Full of Regret

979 89 0
                                    

Sudah terhitung tiga hari sejak kepergian Jevin dan Salsa sama sekali tidak keluar dari kamarnya. Bukan hanya fisik, pikirannya pun kacau. Sangat kacau. Ia sama sekali tak menyangka, kebimbangan akan perasaaan membuatnya harus kehilangan Jevin.

Dengan sorot lemah Salsa memandangi kotak kecil berwarna hitam diatas mejanya. Ia sedang memikirkan apa ia harus untuk membukanya atau tidak. Salsa masih belum siap. Ia tak siap menerima kenyataan bahwa Jevin pergi darinya. Selain itu, ia takut bahwa isi kotak itu akan malah akan lebih menyakitinya.
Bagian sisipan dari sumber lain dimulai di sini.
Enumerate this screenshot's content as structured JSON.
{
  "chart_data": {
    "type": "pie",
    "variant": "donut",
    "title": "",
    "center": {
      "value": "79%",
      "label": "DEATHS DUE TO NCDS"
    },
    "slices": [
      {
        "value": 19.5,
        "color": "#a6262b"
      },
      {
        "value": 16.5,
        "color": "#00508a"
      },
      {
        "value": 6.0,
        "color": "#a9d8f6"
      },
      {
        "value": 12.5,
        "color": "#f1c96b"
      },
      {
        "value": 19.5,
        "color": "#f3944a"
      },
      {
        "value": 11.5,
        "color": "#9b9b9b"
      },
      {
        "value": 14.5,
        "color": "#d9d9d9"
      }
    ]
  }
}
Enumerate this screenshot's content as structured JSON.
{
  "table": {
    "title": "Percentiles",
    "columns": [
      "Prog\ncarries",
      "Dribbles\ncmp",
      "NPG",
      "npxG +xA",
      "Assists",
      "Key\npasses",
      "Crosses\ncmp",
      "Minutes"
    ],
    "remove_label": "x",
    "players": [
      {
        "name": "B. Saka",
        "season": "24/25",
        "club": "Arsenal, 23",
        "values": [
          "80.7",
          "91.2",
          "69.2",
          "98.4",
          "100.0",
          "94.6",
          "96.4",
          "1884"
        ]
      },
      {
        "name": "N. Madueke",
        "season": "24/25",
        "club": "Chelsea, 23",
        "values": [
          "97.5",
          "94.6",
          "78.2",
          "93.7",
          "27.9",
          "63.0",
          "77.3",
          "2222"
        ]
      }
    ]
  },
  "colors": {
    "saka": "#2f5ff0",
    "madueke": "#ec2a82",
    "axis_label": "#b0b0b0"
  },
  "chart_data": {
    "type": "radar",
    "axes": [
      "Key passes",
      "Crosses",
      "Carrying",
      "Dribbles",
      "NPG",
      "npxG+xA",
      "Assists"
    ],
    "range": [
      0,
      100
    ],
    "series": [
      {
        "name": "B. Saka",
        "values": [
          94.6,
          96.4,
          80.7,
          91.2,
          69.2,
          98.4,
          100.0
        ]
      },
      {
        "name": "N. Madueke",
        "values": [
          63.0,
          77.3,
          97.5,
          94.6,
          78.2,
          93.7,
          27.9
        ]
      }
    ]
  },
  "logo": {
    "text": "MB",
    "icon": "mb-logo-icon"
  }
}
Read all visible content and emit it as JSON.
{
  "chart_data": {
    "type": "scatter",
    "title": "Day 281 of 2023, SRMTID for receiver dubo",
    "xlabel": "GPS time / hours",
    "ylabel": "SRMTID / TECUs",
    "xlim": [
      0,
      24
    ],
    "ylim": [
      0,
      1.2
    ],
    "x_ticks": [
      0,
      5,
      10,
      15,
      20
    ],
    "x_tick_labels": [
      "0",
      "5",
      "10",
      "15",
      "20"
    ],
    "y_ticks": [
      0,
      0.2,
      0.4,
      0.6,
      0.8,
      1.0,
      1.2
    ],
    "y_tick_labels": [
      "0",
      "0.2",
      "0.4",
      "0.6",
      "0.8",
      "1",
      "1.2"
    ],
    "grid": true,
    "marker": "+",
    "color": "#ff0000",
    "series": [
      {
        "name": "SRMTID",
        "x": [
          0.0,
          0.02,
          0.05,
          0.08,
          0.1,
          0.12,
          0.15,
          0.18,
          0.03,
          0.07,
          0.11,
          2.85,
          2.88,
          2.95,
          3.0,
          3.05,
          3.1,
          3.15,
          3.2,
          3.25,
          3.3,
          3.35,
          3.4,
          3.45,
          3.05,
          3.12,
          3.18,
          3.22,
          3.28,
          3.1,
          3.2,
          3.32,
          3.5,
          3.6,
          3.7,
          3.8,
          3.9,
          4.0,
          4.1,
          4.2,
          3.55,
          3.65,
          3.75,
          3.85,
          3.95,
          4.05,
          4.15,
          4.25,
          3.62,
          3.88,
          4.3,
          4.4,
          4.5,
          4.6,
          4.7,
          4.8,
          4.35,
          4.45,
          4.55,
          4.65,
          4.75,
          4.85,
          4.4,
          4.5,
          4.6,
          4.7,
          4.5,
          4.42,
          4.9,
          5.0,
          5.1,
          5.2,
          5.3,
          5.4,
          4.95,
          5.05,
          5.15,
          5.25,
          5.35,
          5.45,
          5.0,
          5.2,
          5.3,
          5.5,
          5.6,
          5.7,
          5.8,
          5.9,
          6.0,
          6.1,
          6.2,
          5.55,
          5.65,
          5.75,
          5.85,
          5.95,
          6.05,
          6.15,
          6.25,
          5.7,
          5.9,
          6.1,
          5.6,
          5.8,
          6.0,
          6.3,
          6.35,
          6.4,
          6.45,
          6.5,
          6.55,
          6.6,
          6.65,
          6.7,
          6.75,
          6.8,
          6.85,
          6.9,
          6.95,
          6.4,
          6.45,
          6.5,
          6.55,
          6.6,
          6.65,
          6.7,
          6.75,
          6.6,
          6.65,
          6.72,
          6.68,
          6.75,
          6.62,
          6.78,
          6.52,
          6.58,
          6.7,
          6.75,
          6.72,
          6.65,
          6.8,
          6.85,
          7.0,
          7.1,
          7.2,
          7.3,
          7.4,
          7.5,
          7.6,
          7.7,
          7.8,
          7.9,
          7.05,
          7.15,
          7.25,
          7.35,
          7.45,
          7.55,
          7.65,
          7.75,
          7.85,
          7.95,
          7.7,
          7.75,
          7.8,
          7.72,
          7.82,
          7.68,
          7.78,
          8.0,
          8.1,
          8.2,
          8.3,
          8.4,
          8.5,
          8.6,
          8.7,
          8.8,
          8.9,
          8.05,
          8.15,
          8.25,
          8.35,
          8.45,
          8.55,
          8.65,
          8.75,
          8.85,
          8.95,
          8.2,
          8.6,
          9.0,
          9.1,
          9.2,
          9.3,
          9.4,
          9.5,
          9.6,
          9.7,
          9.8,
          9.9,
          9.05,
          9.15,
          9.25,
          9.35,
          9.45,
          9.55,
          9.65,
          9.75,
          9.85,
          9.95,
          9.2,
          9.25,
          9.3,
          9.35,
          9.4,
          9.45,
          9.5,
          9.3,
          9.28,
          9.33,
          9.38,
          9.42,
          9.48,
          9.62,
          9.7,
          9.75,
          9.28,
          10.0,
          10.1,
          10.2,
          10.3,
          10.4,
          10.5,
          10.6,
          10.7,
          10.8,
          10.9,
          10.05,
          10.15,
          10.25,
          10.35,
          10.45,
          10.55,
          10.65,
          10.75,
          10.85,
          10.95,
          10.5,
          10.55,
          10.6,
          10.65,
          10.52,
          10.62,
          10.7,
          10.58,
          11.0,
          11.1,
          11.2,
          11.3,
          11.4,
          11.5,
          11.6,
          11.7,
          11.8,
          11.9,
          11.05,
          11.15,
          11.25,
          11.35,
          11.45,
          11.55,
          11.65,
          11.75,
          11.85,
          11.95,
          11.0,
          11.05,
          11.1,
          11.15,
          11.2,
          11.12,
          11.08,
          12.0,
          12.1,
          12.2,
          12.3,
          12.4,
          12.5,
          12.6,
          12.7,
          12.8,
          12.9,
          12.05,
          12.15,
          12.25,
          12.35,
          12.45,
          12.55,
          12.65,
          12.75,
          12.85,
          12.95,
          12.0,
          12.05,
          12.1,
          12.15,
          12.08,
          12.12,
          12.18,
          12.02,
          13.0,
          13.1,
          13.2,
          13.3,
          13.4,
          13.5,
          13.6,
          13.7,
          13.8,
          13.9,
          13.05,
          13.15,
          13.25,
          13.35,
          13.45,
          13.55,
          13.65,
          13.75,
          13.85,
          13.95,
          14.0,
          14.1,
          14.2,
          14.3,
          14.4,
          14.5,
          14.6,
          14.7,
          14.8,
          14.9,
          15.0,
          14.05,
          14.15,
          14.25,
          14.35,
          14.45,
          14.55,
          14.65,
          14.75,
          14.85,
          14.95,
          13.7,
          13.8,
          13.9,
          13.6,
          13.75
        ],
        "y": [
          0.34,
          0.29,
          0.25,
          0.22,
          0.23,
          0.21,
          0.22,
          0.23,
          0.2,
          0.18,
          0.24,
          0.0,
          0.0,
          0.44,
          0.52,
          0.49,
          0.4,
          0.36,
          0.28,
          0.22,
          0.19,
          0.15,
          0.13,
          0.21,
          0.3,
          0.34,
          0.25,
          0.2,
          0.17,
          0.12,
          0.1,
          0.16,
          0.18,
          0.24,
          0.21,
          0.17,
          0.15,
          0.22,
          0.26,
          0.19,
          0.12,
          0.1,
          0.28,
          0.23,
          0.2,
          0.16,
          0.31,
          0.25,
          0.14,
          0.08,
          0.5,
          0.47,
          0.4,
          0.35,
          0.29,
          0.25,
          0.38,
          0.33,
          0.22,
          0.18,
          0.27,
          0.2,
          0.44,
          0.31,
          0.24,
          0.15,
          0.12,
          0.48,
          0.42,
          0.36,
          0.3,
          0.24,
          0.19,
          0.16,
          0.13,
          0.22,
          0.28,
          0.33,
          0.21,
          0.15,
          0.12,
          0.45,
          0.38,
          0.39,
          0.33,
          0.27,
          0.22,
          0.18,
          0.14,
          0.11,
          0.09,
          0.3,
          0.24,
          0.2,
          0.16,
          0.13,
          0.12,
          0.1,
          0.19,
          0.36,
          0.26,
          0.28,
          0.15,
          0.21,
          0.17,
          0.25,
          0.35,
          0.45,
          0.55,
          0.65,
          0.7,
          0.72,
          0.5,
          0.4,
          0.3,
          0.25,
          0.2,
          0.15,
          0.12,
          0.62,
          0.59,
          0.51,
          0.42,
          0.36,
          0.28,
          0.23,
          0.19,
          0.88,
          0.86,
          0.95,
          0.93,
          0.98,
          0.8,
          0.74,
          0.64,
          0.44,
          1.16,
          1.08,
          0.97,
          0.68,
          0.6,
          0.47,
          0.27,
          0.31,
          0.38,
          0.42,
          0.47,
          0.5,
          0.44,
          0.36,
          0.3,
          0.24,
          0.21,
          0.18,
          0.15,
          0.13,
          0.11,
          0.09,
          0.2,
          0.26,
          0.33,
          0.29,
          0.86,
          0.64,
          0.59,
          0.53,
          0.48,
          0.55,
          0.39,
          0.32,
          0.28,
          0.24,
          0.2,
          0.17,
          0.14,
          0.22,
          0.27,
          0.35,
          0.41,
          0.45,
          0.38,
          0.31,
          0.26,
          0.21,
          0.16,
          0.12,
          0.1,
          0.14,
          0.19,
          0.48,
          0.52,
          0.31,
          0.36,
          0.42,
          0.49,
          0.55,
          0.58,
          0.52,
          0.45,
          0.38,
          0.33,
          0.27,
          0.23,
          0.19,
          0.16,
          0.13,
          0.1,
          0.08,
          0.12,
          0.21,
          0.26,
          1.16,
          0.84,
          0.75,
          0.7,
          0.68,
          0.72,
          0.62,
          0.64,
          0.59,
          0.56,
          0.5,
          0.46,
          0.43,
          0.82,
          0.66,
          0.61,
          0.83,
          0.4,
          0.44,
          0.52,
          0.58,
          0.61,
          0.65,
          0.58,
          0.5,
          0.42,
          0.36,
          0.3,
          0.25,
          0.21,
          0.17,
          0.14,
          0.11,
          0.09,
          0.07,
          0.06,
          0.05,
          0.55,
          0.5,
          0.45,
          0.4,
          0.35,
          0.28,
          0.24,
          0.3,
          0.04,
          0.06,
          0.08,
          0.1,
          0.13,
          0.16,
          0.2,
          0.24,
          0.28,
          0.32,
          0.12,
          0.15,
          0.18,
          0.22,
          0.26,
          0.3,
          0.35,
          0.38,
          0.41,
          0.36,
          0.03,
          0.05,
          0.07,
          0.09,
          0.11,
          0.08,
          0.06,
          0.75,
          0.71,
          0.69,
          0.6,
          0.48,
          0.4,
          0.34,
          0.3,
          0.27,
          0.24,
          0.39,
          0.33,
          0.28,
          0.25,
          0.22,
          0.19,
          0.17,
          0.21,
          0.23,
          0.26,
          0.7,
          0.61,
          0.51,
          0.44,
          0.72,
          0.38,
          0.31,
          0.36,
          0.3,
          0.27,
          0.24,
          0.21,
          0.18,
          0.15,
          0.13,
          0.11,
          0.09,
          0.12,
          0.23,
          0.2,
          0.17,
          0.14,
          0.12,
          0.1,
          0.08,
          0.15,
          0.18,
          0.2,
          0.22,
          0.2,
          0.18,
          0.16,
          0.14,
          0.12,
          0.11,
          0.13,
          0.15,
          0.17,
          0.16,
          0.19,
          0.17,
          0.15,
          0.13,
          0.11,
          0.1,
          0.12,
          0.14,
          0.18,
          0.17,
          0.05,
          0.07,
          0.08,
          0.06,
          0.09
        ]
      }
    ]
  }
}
Salsa menghapus air matanya yang sejak tadi luruh, ia menggapai kotak hitam itu. Salsa menghembuskan nafas, berusaha menguatkan diri. Ia membuka kotak itu dengan pelan. Mata Salsa memanas saat hal pertama yang ia lihat didalam kotak itu adalah sebuah kunci yang Salsa kenal. Dibawah kunci itu, terdapat surat yang dilipat dengan rapih.

Salsa membuka surat itu dengan tangan gemetar. Mempersiapkan diri untuk rasa salit berikutnya.

To : Salsa

Aku pergi. Maaf nggak sempat berpamitan dengan benar. Susah, Sa, untuk ninggalin kamu.

Kamu tau kan ini kunci apa? Kalo kamu punya waktu, dateng kesana sendirian ya? It's okay if you won't.

Dan terakhir, I love you, Alika Salsabila.

Jeju

Air mata Salsa luruh, ia bangkit dan buru buru keluar rumah dengan kunci pemberian Jevin ditangannya.

***

Salsa membuka knop pintu dengan tangannya yang mulai berkeringat dingin. Saat terbuka, matanya terpaku pada dinding yang biasanya berisi polaroid acak kini tidak ada lagi, tergantikan oleh polaroid yang menampakkan gambar dirinya dengan ekspresi yang beraneka ragam.

Salsa ingat tiap momen dalam foto itu. Gambar yang dipojok kiri itu adalah ketika ia menertawakan perdebatan Yohan dan Dirga di kantin. Dibawahnya, saat Salsa mengomel karena Jevin memilih film horror saat mereka menonton di rumah Salsa. Jevin seperti membuat Salsa kembali ke masa lalu hanya dengan sebuah gambar dirinya sendiri.

Ingatan tentang bagaimana seringnya Jevin memegang ponsel saat mereka menghabiskan waktu terputar dibenak Salsa. Sering kali Salsa marah karena hal itu.

Jadi ini alasannya?

Pandangan Salsa terhenti pada foto yang berada tepat didepannya. Itu adalah saat mereka menghabiskan waktu di air terjun. Saat itu Salsa terkagum kagum akan keindahan air terjunnya. Itu adalah saat terakhir mereka menghabiskan waktu bersama.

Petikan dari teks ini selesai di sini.